NO matter whose name is engraved on the williamhill.com UK Championship trophy come Sunday evening, it’s Luca Brecel people will remember when they look back at this tournament.

Shaun Murphy hung his head in relief on the side of the table after ending the teenager’s fairytale in yesterday’s quarter-final – but the youngster took him to the very brink.

Brecel’s been nicknamed the “little Belgian star” back home and the 17-year-old almost pulled off one of the tournament’s all-time shocks.

An epic match went into a dramatic decider and, after Murphy was left crestfallen when a massive kick on a tricky red down the cushion saw it hit the jaws and settle over the bottom pocket, the Magician was contemplating a trip to a finale of a very different kind this weekend – the X Factor finals.

But, needing just the colours, Brecel got on the wrong side of the blue and rattled both sides of the bag on a long pink. Murphy held his nerve to dispatch the ball into the middle pocket and will meet Ali Carter this afternoon for a place in Sunday’s showpiece.

It was the second time Brecel had been found wanting when victory was in his grasp. World number four Murphy enjoyed similar fortune in the frame before when the youngster again missed the pink.

“I thought that I had lost the match a couple of times,” Murphy said. “I really thought I was out. I got the kick on the last red and it is the thing of nightmares.

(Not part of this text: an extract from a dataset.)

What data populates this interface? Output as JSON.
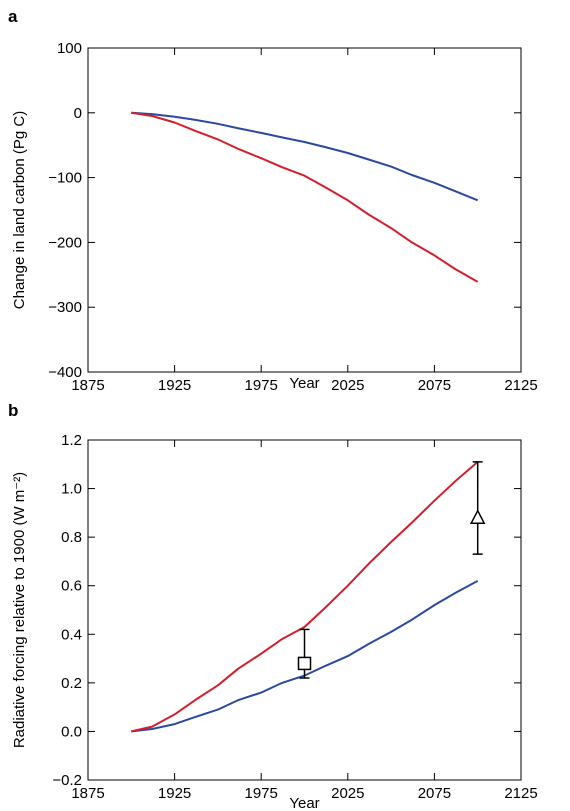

“Adrenalin and a little bit of inexperience at that stage of his snooker just cost him (Brecel) in the end. I am just relieved. It is one of those matches. If I win, I am expected to win and if I lose it is a massive shock.”

Murphy revealed he was given the Alex Ferguson “hairdryer” treatment from his manager Brandon Parker at the interval and said the tongue-lashing had been needed to put him back on the right path.

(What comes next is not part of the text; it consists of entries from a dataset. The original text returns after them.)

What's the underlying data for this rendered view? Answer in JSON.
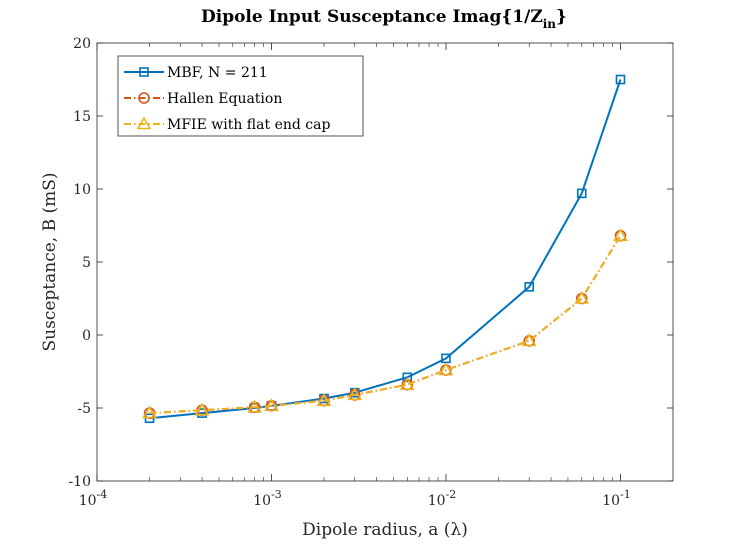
{
  "chart_data": {
    "type": "line",
    "title": "Dipole Input Susceptance Imag{1/Z",
    "title_subscript": "in",
    "title_suffix": "}",
    "xlabel": "Dipole radius, a (λ)",
    "ylabel": "Susceptance, B (mS)",
    "xscale": "log",
    "xlim": [
      0.0001,
      0.2
    ],
    "ylim": [
      -10,
      20
    ],
    "x_ticks": [
      {
        "value": 0.0001,
        "base": "10",
        "exp": "-4"
      },
      {
        "value": 0.001,
        "base": "10",
        "exp": "-3"
      },
      {
        "value": 0.01,
        "base": "10",
        "exp": "-2"
      },
      {
        "value": 0.1,
        "base": "10",
        "exp": "-1"
      }
    ],
    "y_ticks": [
      -10,
      -5,
      0,
      5,
      10,
      15,
      20
    ],
    "grid": false,
    "legend_position": "top-left",
    "x": [
      0.0002,
      0.0004,
      0.0008,
      0.001,
      0.002,
      0.003,
      0.006,
      0.01,
      0.03,
      0.06,
      0.1
    ],
    "series": [
      {
        "name": "MBF, N = 211",
        "color": "#0072BD",
        "marker": "square",
        "line": "solid",
        "values": [
          -5.7,
          -5.35,
          -5.0,
          -4.85,
          -4.35,
          -3.95,
          -2.9,
          -1.6,
          3.3,
          9.7,
          17.5
        ]
      },
      {
        "name": "Hallen Equation",
        "color": "#D95319",
        "marker": "circle",
        "line": "dashdot",
        "values": [
          -5.35,
          -5.15,
          -4.95,
          -4.85,
          -4.5,
          -4.1,
          -3.4,
          -2.4,
          -0.4,
          2.5,
          6.8
        ]
      },
      {
        "name": "MFIE with flat end cap",
        "color": "#EDB120",
        "marker": "triangle",
        "line": "dashdot",
        "values": [
          -5.35,
          -5.15,
          -4.95,
          -4.85,
          -4.5,
          -4.1,
          -3.4,
          -2.4,
          -0.4,
          2.5,
          6.8
        ]
      }
    ]
  }
}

He added: “I didn’t feel any pressure in the match until I was walking down the stairs. It just hit me. I was all over the place for the first four frames.

“We are a really good team, Brandon and I. It was a really good time for the interval. I had a little regroup and without his words then I would have lost the match.

“The sense of relief and the sense of pleasure from this match is as much as if I had won 6-0 with four maximums. I probably won’t play as badly as that again or be put under as much pressure as that again.”

Brecel has wowed the Barbican crowd with his composed play and his disregard on the table for the game’s established stars.

Despite losing the match, he said he could take numerous positives from the “best week of my life”.

“I cued it perfectly but it didn’t go in,” Brecel said of the heartbreaking pink that ended his dreams of emulating Ronnie O’Sullivan, the last 17-year-old to win a tournament of this size.

“Shaun said to me that I had a fantastic week and I played very well. He was very nice but it doesn’t help.

“It’s definitely been the best week of my life and I think it will be easier in the smaller tournaments now because I have had this experience. It all helps.

“I played well. It was a very good game and I enjoyed it. It is very positive. I expected to get to the quarter-finals and I had a good chance to win. But Shaun deserved to win. I am ready (to go to the next level) but I am only 17. I have so much time to get better and better.”